Bagi Supriyanto, Ramadan bukan hanya ibadah, tetapi juga proses pembentukan karakter—melatih disiplin, kejujuran, dan pengendalian diri. Nilai-nilai itulah yang kini dituntut hadir dalam setiap tugas dan tanggung jawab ASN.

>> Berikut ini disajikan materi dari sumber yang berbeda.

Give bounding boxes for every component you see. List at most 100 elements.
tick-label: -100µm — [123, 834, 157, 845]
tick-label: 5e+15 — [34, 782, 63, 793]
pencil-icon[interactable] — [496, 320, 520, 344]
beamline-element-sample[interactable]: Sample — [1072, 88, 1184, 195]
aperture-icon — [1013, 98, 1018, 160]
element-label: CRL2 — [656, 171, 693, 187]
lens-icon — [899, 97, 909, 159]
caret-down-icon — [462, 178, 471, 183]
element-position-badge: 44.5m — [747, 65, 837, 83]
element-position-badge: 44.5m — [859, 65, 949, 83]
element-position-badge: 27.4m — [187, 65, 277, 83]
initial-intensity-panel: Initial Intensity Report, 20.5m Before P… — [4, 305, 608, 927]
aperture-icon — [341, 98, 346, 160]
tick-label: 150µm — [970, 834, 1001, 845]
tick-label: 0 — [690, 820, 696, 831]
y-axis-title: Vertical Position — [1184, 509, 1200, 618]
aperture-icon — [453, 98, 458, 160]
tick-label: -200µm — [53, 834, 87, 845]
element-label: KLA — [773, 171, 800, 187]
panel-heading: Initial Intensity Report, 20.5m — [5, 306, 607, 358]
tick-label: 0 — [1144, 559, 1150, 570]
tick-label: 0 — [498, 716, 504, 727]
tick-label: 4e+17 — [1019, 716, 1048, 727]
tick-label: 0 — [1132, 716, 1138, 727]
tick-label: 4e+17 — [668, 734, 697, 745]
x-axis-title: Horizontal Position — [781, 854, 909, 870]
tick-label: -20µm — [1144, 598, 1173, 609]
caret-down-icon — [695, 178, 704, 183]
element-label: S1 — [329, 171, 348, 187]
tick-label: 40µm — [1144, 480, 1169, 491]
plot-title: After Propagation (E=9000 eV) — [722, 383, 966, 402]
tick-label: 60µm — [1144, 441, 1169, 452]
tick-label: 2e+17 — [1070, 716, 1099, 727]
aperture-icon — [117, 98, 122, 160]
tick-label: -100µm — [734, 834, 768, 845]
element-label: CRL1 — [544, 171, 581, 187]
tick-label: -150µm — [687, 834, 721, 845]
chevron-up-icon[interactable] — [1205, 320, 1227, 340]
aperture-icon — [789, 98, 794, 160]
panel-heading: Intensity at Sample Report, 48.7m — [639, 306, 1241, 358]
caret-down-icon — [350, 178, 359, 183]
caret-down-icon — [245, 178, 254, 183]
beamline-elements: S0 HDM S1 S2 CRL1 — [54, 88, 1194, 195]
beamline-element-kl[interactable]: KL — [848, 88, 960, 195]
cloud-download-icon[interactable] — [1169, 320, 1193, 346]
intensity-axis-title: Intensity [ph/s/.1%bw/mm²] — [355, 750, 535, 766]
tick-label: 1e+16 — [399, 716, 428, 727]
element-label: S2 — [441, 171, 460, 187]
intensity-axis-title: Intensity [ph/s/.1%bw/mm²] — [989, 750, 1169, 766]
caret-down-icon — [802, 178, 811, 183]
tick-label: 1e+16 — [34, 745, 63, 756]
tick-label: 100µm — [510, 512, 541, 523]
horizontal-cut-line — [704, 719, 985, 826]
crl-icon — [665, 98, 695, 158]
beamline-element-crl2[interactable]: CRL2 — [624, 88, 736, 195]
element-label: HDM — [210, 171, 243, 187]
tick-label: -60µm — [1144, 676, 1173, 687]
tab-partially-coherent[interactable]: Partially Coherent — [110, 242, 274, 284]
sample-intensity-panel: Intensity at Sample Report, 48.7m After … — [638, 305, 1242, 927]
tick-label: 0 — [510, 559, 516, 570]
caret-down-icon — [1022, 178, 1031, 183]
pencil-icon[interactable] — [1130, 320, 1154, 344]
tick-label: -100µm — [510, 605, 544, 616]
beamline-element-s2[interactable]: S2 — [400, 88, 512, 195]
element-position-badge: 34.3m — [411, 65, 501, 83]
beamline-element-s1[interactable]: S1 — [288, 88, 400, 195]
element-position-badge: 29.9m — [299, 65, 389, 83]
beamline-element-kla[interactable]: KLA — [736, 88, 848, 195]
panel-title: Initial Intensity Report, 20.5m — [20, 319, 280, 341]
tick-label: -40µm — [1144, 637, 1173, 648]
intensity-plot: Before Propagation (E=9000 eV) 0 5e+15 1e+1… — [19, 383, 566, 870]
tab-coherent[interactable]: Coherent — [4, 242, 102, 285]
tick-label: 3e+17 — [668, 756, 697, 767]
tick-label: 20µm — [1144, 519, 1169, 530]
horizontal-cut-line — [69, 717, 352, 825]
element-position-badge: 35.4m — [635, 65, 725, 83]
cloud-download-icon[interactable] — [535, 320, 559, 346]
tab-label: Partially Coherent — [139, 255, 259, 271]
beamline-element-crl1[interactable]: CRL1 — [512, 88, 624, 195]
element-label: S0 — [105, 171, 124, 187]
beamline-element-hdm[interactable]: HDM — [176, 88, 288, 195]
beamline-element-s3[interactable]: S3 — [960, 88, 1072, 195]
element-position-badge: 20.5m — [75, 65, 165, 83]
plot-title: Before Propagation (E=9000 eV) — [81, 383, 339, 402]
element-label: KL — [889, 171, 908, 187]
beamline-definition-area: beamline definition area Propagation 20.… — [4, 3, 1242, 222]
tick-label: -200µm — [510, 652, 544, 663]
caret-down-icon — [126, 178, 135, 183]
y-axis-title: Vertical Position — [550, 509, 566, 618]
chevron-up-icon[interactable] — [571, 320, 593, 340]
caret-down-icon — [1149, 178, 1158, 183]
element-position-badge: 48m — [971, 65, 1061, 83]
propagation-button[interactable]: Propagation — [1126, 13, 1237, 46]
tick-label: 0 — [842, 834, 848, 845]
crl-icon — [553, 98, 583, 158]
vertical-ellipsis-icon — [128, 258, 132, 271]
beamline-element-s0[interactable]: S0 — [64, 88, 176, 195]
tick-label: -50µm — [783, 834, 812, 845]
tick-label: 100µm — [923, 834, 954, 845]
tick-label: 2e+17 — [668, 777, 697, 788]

Hari pertama masuk kerja, lanjutnya, menjadi fase penting untuk kembali menyatukan langkah. Ia pun mengingatkan, tidak ada lagi ruang untuk menunda pekerjaan ataupun kembali pada kebiasaan lama yang menghambat produktivitas.
“Tidak ada ruang untuk menunda. Tidak ada ruang untuk bekerja setengah hati,” tegasnya.
Pesan itu bukan tanpa alasan. Target besar pembangunan Lampung Selatan—maju, sejahtera, dan berintegritas—menurutnya hanya bisa dicapai dengan kerja nyata dan komitmen bersama seluruh aparatur.
Lebih dari sekadar menjalankan rutinitas, Supriyanto mengajak ASN mengubah cara pandang. Menjadi bagian dari perubahan, bukan sekadar pelaksana.
“Berpikir besar, bekerja cepat, dan bertindak tepat. Jadilah pelayan publik yang menghadirkan kepercayaan,” pesannya.
Apel pagi itu pun ditutup dengan ajakan untuk memperkuat tekad dan kebersamaan. Di balik barisan yang kembali rapi, tersimpan harapan besar—bahwa semangat baru pasca-Lebaran benar-benar menjelma menjadi kerja nyata bagi masyarakat.
“Kita rapatkan barisan dan pastikan setiap kerja kita memberi manfaat,” tutup Supriyanto.